La gravure de l'Enseigne, annoncée au Mercure de France en mars et en juillet 1732 comme devant paraître prochainement, fut mise en vente au mois de novembre de la même année. C'est le chef-d’œuvre d'Aveline et l'une des planches les plus importantes de l'époque, tant par ses qualités que par ses dimensions (0,519 x 0,837). Elle a été exécutée d'après une copie de l'œuvre originale, légèrement modifiée et réduite aux dimensions de la gravure, copie due à Pater et aujourd'hui dans la collection Edgar Stern.

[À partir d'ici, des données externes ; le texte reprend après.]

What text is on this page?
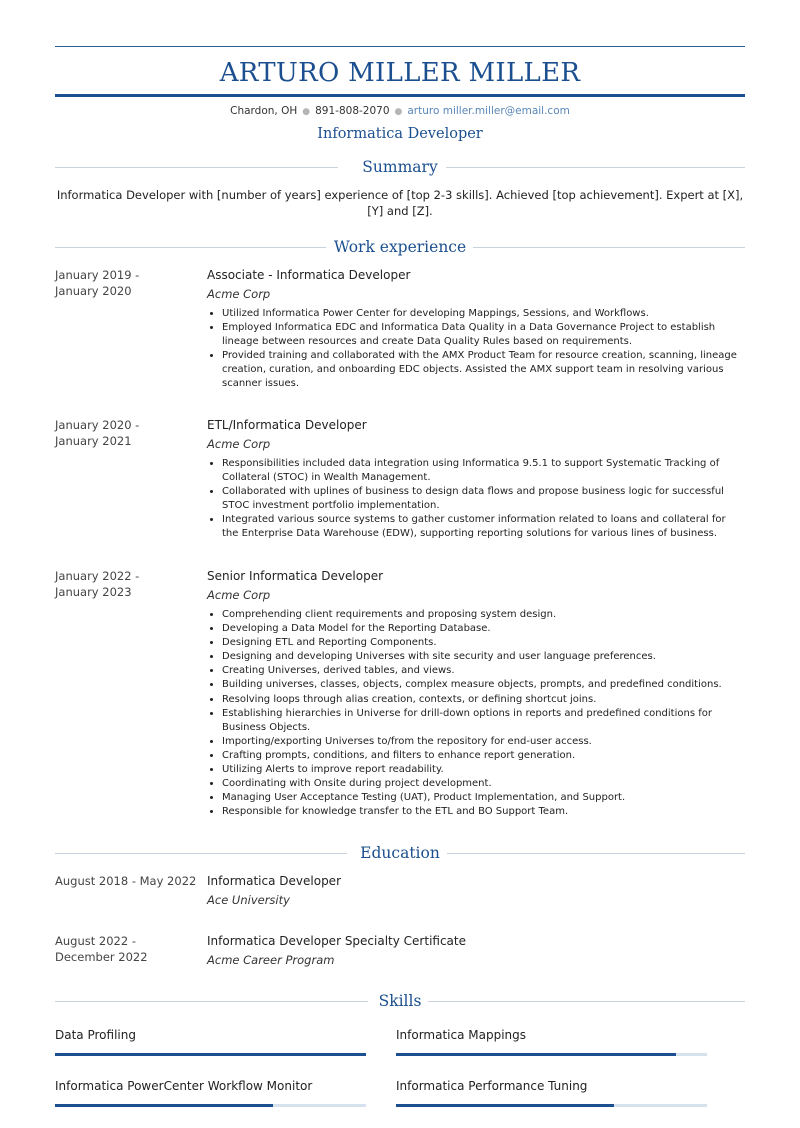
ARTURO MILLER MILLER
Chardon, OH ● 891-808-2070 ● arturo miller.miller@email.com
Informatica Developer
Summary
Informatica Developer with [number of years] experience of [top 2-3 skills]. Achieved [top achievement]. Expert at [X], [Y] and [Z].
Work experience
January 2019 -
January 2020
Associate - Informatica Developer
Acme Corp
• Utilized Informatica Power Center for developing Mappings, Sessions, and Workflows.
• Employed Informatica EDC and Informatica Data Quality in a Data Governance Project to establish lineage between resources and create Data Quality Rules based on requirements.
• Provided training and collaborated with the AMX Product Team for resource creation, scanning, lineage creation, curation, and onboarding EDC objects. Assisted the AMX support team in resolving various scanner issues.
January 2020 -
January 2021
ETL/Informatica Developer
Acme Corp
• Responsibilities included data integration using Informatica 9.5.1 to support Systematic Tracking of Collateral (STOC) in Wealth Management.
• Collaborated with uplines of business to design data flows and propose business logic for successful STOC investment portfolio implementation.
• Integrated various source systems to gather customer information related to loans and collateral for the Enterprise Data Warehouse (EDW), supporting reporting solutions for various lines of business.
January 2022 -
January 2023
Senior Informatica Developer
Acme Corp
• Comprehending client requirements and proposing system design.
• Developing a Data Model for the Reporting Database.
• Designing ETL and Reporting Components.
• Designing and developing Universes with site security and user language preferences.
• Creating Universes, derived tables, and views.
• Building universes, classes, objects, complex measure objects, prompts, and predefined conditions.
• Resolving loops through alias creation, contexts, or defining shortcut joins.
• Establishing hierarchies in Universe for drill-down options in reports and predefined conditions for Business Objects.
• Importing/exporting Universes to/from the repository for end-user access.
• Crafting prompts, conditions, and filters to enhance report generation.
• Utilizing Alerts to improve report readability.
• Coordinating with Onsite during project development.
• Managing User Acceptance Testing (UAT), Product Implementation, and Support.
• Responsible for knowledge transfer to the ETL and BO Support Team.
Education
August 2018 - May 2022 Informatica Developer
Ace University
August 2022 -
December 2022
Informatica Developer Specialty Certificate
Acme Career Program
Skills
Data Profiling	Informatica Mappings
Informatica PowerCenter Workflow Monitor	Informatica Performance Tuning
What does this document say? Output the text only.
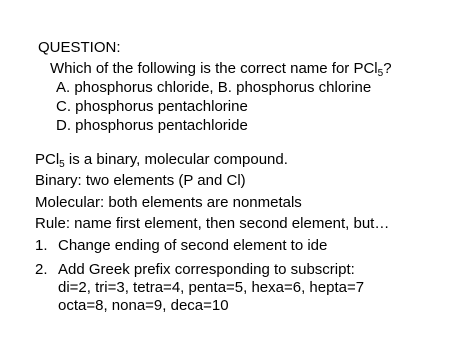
QUESTION:
Which of the following is the correct name for PCl$_5$?
A. phosphorus chloride, B. phosphorus chlorine
C. phosphorus pentachlorine
D. phosphorus pentachloride
PCl$_5$ is a binary, molecular compound.
Binary: two elements (P and Cl)
Molecular: both elements are nonmetals
Rule: name first element, then second element, but…
1. Change ending of second element to ide
2. Add Greek prefix corresponding to subscript:
di=2, tri=3, tetra=4, penta=5, hexa=6, hepta=7
octa=8, nona=9, deca=10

La peinture originale, faite par Watteau pour servir d'enseigne à la boutique de son ami Gersaint, marchand de tableaux sur le pont Notre-Dame, est postérieure au voyage du maître à Londres; on lui donne pour date la période comprise entre la mi-septembre et la fin de décembre 1720. Passée de chez Gersaint chez Claude Glucq, conseillé au Parlement, et de celui-ci chez son cousin Jean de Jullienne, l'ami de Watteau, acquise par le roi de Prusse Frédéric II entre 1744 et 1756, l'Enseigne est aujourd'hui à Berlin. Elle a été coupée en deux morceaux dès le XVIIIe siècle.
La gravure d'Aveline est digne de la beauté de ce précieux tableau, dans lequel Watteau, peu de mois avant de mourir, se révélait sous le jour nouveau d'un magistral peintre de mœurs. Elle nous rend, dans toute leur amusante et vivante diversité, les attitudes et les costumes des personnages qui animent cette boutique aux murs tapissés d'œuvres d'art, tous les détails pris sur le vif d'une scène entièrement recomposée et librement interprétée par le peintre.
Cette estampe fut mise en vente au mois de juillet 1732 (Mercure) ; Laurent Cars, dont elle est une des plus belles pièces, était alors âgé de 33 ans.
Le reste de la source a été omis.